M : Bonjour Corentin ! Alors, j’imagine que dans ta prime enfance, tu as dû, à l’école, apprendre par coeur des poèmes de Prévert, Apollinaire, Baudelaire ou d’autres poètes en “air” ?
C : “Sous le pont Mirabeau/Coule la Seine/Et nos amours/Faut-il qu’il m’en souvienne/La joie venait toujours après la peine.” C’est comme si c’était hier !
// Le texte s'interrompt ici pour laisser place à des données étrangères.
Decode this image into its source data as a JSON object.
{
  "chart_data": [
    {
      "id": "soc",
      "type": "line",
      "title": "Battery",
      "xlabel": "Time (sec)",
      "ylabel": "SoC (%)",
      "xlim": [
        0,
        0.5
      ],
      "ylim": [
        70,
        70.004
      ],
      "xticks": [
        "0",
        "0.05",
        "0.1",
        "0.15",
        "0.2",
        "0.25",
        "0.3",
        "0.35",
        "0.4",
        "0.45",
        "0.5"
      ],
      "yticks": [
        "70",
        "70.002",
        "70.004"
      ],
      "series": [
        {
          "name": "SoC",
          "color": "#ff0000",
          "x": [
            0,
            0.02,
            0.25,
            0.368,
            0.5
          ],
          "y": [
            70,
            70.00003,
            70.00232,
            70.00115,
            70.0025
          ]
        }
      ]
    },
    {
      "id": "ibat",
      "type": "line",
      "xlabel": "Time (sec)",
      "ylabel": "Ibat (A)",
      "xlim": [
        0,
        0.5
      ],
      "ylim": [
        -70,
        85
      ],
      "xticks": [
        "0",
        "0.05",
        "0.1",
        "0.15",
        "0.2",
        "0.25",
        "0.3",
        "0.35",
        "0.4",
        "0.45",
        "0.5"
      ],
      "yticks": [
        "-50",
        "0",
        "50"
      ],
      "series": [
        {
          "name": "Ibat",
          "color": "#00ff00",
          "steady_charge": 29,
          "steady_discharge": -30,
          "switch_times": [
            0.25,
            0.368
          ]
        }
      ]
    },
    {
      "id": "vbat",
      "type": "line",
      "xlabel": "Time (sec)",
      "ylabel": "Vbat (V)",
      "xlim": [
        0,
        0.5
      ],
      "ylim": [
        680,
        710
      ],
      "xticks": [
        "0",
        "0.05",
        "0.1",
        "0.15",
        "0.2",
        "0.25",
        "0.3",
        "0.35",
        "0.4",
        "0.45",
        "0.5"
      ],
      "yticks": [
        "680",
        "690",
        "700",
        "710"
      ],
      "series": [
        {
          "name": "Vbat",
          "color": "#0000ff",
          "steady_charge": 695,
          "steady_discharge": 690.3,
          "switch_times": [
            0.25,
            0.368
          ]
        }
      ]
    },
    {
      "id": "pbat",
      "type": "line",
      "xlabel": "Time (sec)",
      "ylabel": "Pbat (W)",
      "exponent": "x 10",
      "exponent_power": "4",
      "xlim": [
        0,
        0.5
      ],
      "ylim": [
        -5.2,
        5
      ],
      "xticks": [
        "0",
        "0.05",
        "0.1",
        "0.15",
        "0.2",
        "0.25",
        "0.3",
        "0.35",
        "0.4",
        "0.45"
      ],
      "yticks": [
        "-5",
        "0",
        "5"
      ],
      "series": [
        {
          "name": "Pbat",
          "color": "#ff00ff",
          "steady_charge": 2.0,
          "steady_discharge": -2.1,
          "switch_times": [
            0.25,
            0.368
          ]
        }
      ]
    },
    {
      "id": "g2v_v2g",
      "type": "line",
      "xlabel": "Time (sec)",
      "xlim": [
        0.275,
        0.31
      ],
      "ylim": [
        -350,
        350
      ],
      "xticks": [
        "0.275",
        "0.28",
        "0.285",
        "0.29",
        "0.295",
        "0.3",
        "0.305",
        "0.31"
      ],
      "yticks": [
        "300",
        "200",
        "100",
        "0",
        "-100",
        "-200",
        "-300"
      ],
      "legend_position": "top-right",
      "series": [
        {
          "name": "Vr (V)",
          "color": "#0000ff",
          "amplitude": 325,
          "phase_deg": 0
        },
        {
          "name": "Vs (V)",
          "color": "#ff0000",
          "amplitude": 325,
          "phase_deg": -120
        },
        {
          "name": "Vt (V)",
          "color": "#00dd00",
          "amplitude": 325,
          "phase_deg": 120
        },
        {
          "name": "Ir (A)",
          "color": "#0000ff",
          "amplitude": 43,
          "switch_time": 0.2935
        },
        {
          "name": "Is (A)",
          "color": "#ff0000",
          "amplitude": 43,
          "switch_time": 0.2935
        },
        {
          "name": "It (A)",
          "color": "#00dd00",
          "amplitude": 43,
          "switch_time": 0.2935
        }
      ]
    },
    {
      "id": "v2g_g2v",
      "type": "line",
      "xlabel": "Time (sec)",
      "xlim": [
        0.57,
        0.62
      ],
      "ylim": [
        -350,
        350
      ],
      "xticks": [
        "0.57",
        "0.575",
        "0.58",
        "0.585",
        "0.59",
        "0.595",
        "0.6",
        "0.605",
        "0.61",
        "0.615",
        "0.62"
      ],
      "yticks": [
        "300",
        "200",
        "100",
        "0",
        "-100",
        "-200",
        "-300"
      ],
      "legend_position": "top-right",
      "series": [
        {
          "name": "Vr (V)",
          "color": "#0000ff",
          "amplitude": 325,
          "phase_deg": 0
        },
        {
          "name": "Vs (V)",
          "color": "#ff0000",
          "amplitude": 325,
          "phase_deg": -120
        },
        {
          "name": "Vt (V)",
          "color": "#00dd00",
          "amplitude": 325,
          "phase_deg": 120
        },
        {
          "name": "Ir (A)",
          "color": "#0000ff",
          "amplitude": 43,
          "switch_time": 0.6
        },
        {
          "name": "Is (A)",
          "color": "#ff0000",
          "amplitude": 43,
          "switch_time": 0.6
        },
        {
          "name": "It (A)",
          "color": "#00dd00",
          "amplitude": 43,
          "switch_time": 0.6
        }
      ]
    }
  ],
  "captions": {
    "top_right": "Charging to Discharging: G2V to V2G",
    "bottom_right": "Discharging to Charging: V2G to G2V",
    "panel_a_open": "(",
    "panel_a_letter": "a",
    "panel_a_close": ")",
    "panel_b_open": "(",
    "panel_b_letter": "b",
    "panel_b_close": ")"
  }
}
M : Eh bien les livres d’école devront peut-être faire de la place à une nouvelle génération de poètes, née sur Internet. Ça a commencé sur des forums spécialisés durant les années 2000, puis Tumblr et Twitter, mais le phénomène a vraiment pris une ampleur énorme sur Instagram depuis 3 ans environ. Au point que ces poètes 2.0 sont surnommés les Instapoets. Si tu tapes ce mot dans le moteur de recherche d’Instagram, il te propose près de 1,5 million de résultats.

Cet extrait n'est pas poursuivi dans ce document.